Four Bay Area Students Among 2021 International Young Eco-Hero Award Winners
Local Students Receive Top Honor for Contributions to Solving Environmental Problems
San Francisco – Four students from the San Francisco Bay Area are among 25 young environmental activists from across the globe honored by Action For Nature (AFN) as 2021 International Young Eco-Heroes, an award that recognizes eco-conscious youth ages 8 to 16 who are taking crucial steps to solve tough environmental problems.
Winners of the International Young Eco-Hero Award are selected by a panel of independent judges, including experts in environmental science, biology, and education. Since 2003, Action For Nature has recognized more than 300 Eco-Heroes from over 30 countries and 25 U.S. states.
- Amelia Fortgang, a 16-year-old who lives on Frederick Street in the Sunset District, won third place in the 15- to 16-year-old category for her project, Bay Area Youth Climate Summit. Bay Area Youth Climate Summit (BAYCS) is an activism network that was born out of a need for impactful climate mobilization during the COVID-19 pandemic. In September 2020, BAYCS organized a day-long virtual summit that united 280 young people from 88 schools, 14 states, and 5 countries. The agenda included 16 workshops ranging from coral reef protection to climate justice activism to environmental entrepreneurship. Since the summit, BAYCS has continued running monthly in-depth workshops on topics including air quality, Indigenous activism, and environmental justice that have attracted more than 950 participants.
“The climate challenges we face will require the broad and sustained involvement of our generation,” said Amelia Fortgang.
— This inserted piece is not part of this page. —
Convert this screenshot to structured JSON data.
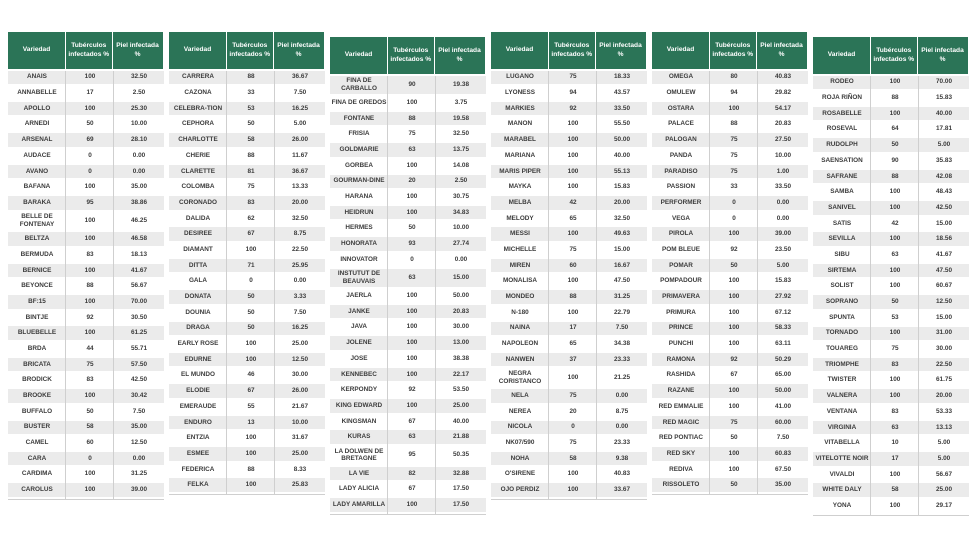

To read more about Amelia’s work, visit www.baycs.org.
Other winners include:
- Aarushi Wadhwa, a 16 year-old from San Jose, won 1st place in the 15-16 year-old category for her project Aqua Pods. Aarushi Wadhwa has long sought out opportunities to save our planet. With Aqua-Pods, she addresses one of the biggest drivers of water waste globally: the overwatering of plants. Since 2017, Aarushi has been developing an Aqua-Pod – a “sponge” made of 100% biodegradable materials such as coffee grounds, potato, and banana peels that are proven to retain water and increase soil fertility. Currently, the Aqua-Pod is being distributed in California, as well as in Kenya and India.
“The future of our planet is in the hands of today’s youth,” said Aarushi Wadhwa.
To read more about Aarushi’s work, visit aqua-pods.net.
- Romal Mitr, a 15 year-old from Dublin received an Honorable Mention in the 15-16 year-old category for her project, Reimagining Earth. Reimagining Earth, strives to normalize the use of creativity to combat environmental problems. Reimagining Earth’s projects include mapmaking to account for global urbanization rates and to inform more accurate carbon footprint estimates, hosting 15 youth filmmaking workshops that aim to galvanize action on climate change, and organizing volunteers to create and distribute 1,350 origami crafts using recycled materials.
Additionally, Romal approached her city’s mayor and proposed the creation of an Environmental Youth Council. The proposal was adopted as part of the city’s Climate Action Plan for 2030 and Beyond, and spurred the creation of similar Environmental Youth Councils in communities as well.
“After hearing that many of my peers wanted to join the environmental movement but were unsure of how to incorporate their diverse and seemingly unrelated interests, I established an organization that showcases how we can draw upon all of our distinct passions in order to innovate solutions to environmental problems like climate change,” said Romal Mitr.
To read more about Romal’s work, visit http://www.reimaginingearth.org/.
- Ganesh Kumar, a 15 year-old from Fremont, received a Notable Mention in the 15-16 year-old category for his project, Goodbye Plastic Straws. Ganesh is passionate about leading the fight against plastic pollution Over the past two years, he researched ways to create affordable biodegradable straws and came up with an innovative straw design made from palm leaves.
To read more about Ganesh’s work, visit Projectjatropha.com.
“Kids like Aarushi, Amelia, Romal, and Ganesh have shown that the next generation of leaders is here, and they are refusing to wait to solve the world’s most pressing environmental challenges,” said Beryl Kay, president of Action For Nature, an international non-profit organization that encourages young people to nurture a love and respect for the Earth and to take personal action to improve the environment. “The projects that these young people created will not only have real, positive impacts on their communities, they will also help solve global climate challenges and inspire others – no matter what age – to consider what they can do to help.”